But not for the reasons you think.
Every time someone in sports does something amazing, somebody seems to want to come along to tell us that it isn't really that amazing after all. The latest incarnation of this has taken the form of "Well, who cares if Judge hits over 61 home runs? That isn't the REAL home run record. Bonds has the real record."
Leaving aside the steroids accusations - and I'm inclined to believe they do matter at least to some extent - it's just silliness to say that breaking Maris's record doesn't matter.
And it is Maris's record, even today. Roger Maris has the AL home run record to this day. He has held it, in a small bit of cosmic kismet, for 61 years. He does not "technically" have it, or have it only if you don't count steroid users, or have it only when the moon is in the house of Athena or something, I don't know. He actually is the sole holder of the AL record.
There's also the fact of when this is happening. Look at how many home runs Judge is outpacing the competition by. Look at the number of homers flying during the late 90's and early 2000's. What Judge is doing vis a vis home runs is just on another level from everyone else in the sport. Granted, we're not talking Ruth 1920, probably the most single dominant season by any player in baseball history. But this is another level of home run dominance. Judge isn't having one of the most dominant OVERALL seasons ever, granted. Ohtani is competitive just this season for the MVP (though I absolutely think Judge deserves it), and within the decade Mookie Betts was similarly dominant. But in terms of sheer power Judge is doing something that we haven't really come close to since Ruth.

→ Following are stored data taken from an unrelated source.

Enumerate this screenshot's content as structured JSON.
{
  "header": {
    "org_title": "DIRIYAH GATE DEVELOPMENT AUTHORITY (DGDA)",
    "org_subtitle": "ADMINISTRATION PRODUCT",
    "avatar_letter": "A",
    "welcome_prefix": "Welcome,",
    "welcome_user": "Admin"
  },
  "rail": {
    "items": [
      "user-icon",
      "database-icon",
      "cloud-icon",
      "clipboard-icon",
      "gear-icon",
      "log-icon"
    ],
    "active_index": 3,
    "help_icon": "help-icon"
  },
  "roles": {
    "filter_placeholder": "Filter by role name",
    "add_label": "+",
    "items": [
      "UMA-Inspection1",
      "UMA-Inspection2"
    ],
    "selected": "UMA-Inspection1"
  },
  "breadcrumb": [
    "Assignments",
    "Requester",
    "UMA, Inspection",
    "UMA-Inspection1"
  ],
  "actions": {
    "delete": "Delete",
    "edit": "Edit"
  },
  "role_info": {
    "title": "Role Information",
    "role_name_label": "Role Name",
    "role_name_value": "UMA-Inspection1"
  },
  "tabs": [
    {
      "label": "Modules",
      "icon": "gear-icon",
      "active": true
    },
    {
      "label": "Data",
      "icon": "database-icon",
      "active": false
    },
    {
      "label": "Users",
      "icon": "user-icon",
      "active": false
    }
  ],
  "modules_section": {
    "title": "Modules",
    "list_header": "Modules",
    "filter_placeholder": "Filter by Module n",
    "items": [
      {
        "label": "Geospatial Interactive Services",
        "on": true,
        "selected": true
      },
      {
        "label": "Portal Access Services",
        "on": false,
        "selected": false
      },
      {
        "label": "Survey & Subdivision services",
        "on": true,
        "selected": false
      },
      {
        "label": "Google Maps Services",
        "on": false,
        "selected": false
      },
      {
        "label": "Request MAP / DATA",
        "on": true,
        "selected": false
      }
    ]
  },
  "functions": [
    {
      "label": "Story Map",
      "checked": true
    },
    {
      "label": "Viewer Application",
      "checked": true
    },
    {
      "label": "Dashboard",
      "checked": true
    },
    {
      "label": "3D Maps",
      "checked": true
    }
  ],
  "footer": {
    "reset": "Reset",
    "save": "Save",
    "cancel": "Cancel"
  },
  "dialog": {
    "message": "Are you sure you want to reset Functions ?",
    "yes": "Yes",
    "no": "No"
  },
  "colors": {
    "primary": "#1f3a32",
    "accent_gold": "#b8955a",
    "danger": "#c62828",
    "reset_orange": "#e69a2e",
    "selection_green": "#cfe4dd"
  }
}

And let's face it. Whatever the historical record says, whatever your opinions on cheating vs. playing with only white players vs. playing in an expansion year, 1961 will always be the year that the home run record was broken, by a Yankee. It matters, to the ghosts of the Yankees, to the fans, to New York, to baseball, that a Yankee is on the cusp of breaking Roger Maris's record. Yes, Sosa broke it, Mcgwire broke it, Bonds broke it. So what? They didn't do it 61 years after Roger Maris in the most depressed offensive environment in years while playing for the Yankees.
Let Bonds have his record. My home run king is going to be Aaron Judge - *If* he can pull it off. I can't wait to find out!